Charging leave for exempts--again!
cstorms
6 Posts
We are a governmental employer- small local housing authority. We have a policy that exempt salaried employees are not charged vacation or sick leave hours for absences of less than half a day (4 hrs or less), but they do use leave if they're gone for more than 4 hours on a day they work. We understood this complied with FLSA (we're in the State of Washington). My Director was just told by attorneys addressing a director's conference that a recent case asserted that even governmental employer's cannot charge leave against exempts for anything less than a whole day's absence. She didn't get the spelling on the case, but it was Drinkwith(worth?) v. employer's name and happened in the fall of 2000. Can someone give me a definitive answer on this issue again? Or point me to where I could read on this case? Thanks.
Comments
We don't charge exempt employees for leave if they work any porton of a day. The extra hours they put in more than compensates for occasionally taking off several hours early. Most people of this caliber don't abuse the privilege; they don't have the time to do so! If we have the occasional maverick, that comes in for half and hour and then leaves for the day, it is certainly addressed with them. Most people would usually work at least half a day before taking off.
When we first discussed the use of 1/2 increments, we polled the salaried employees and found that they found it reasonable to only be charged in 1/2 day increments. Most times, they want only an hour or two for an appointment and they do not get charged. About the only time that they get charged is when they schedule personal time to leave for the weekend early, or add that extra 1/2 day to a vacation to get an early start or a late return.
The plaintiffs won this case and the Supreme Court gives a lot of good analysis of which of these acts violates salaried basis the most (it's a good read, especially if you're in WA). Here's the key to my original question:
Supreme Court: 5. "Make up" from vacation time is inconsistent with salaried employment and is most akin to "docking" of any of the "make up" practices. In Abshire v. County of Kern (9th Cir.1990), the court said "a strong argument can be made that even if deductions were required only from fringe benefits such as leave time, and not from base pay, the affected employees would still not qualify (as exempt employees)."
6.........
7. Pay Deductions in Less Than Full-Day Increments for Partial Day Absences.

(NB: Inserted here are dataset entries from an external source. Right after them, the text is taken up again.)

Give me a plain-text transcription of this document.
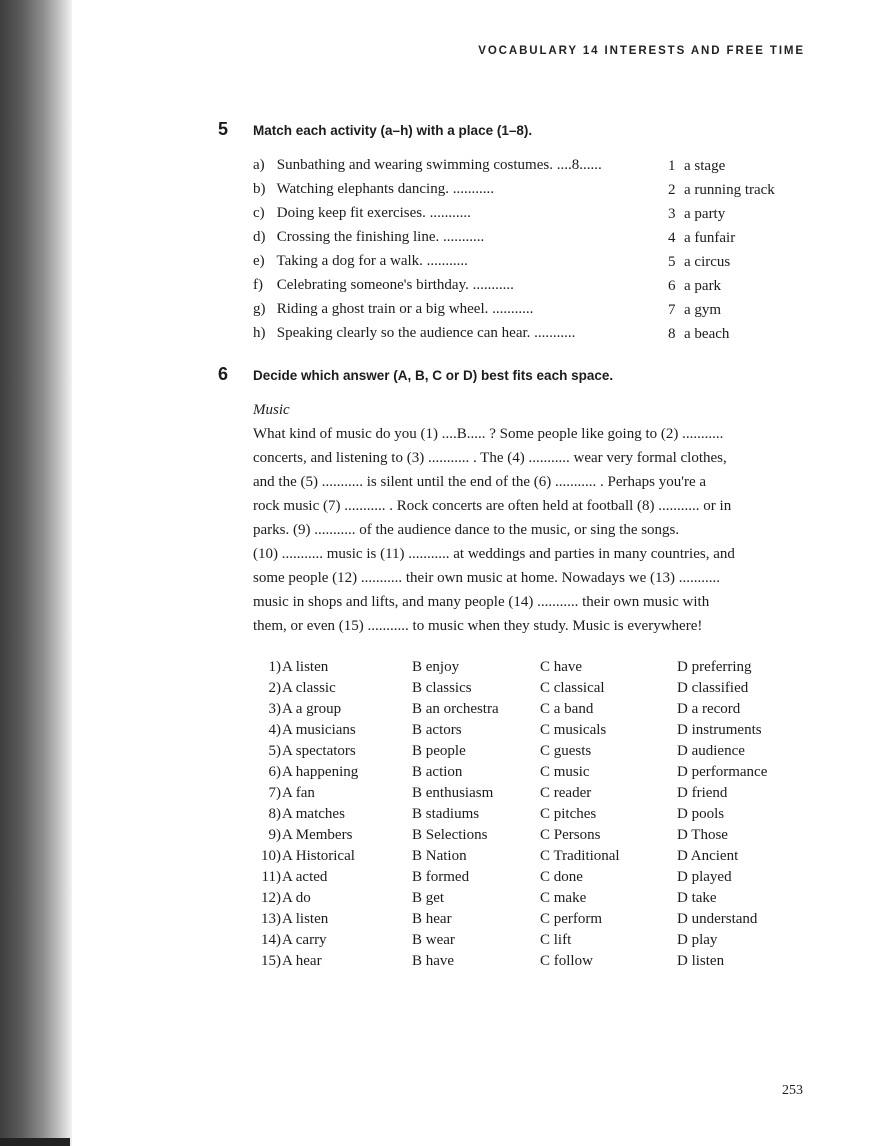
VOCABULARY 14 INTERESTS AND FREE TIME
5 Match each activity (a–h) with a place (1–8).
a) Sunbathing and wearing swimming costumes. ....8......
b) Watching elephants dancing. ...........
c) Doing keep fit exercises. ...........
d) Crossing the finishing line. ...........
e) Taking a dog for a walk. ...........
f) Celebrating someone's birthday. ...........
g) Riding a ghost train or a big wheel. ...........
h) Speaking clearly so the audience can hear. ...........
1 a stage
2 a running track
3 a party
4 a funfair
5 a circus
6 a park
7 a gym
8 a beach
6 Decide which answer (A, B, C or D) best fits each space.
Music
What kind of music do you (1) ....B..... ? Some people like going to (2) ...........
concerts, and listening to (3) ........... . The (4) ........... wear very formal clothes,
and the (5) ........... is silent until the end of the (6) ........... . Perhaps you're a
rock music (7) ........... . Rock concerts are often held at football (8) ........... or in
parks. (9) ........... of the audience dance to the music, or sing the songs.
(10) ........... music is (11) ........... at weddings and parties in many countries, and
some people (12) ........... their own music at home. Nowadays we (13) ...........
music in shops and lifts, and many people (14) ........... their own music with
them, or even (15) ........... to music when they study. Music is everywhere!
1) A listen	B enjoy	C have	D preferring
2) A classic	B classics	C classical	D classified
3) A a group	B an orchestra	C a band	D a record
4) A musicians	B actors	C musicals	D instruments
5) A spectators	B people	C guests	D audience
6) A happening	B action	C music	D performance
7) A fan	B enthusiasm	C reader	D friend
8) A matches	B stadiums	C pitches	D pools
9) A Members	B Selections	C Persons	D Those
10) A Historical	B Nation	C Traditional	D Ancient
11) A acted	B formed	C done	D played
12) A do	B get	C make	D take
13) A listen	B hear	C perform	D understand
14) A carry	B wear	C lift	D play
15) A hear	B have	C follow	D listen
253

Making deductions in pay when employees fail to meet hourly work quota requirements is inconsistent with salaried employment. Federal law under the FLSA clearly prohibits this practice. >29 CFR 541.118(a). We therefore hold that it is improper under the MWA (Minimum Wage Act) to "dock" employees' pay when they fail to meet hourly work quota requirements. To make an overtime claim for improper "docking" under the FLSA, an employee's salary must be "subject to" improper deductions..... An employee's salary is "subject to" reduction when there is (1) an emplyoment policy that creates a "significant likelihood" of making partial day deductions, or (2) an "actual practice" of making deductions.
In sum, we find that when Alliant's policies and practices regarding plaintiffs are reviewed in their totality, plaintiffs were not treated as "salaried" employees under the MWA." End of quote from Supreme Court conclusion.
Well, folks, that's enough for me to change our policy of partial day deductions from leave for exempts. I'd be interested in what the HR gurus on the site here think about applying this case to more than Washington. Thank you all for your responses!
Colleen
I don't think I have seen a case that has said that you could not charge the leave bank. But, like the case above cited, I have seen many instances where they address reducing a salaried persons weekly pay.
It seems like many of us use the policy of charging partial day absences and I think we will continue to use this policy. I have not yet been convinced that this is in opposition of FLSA.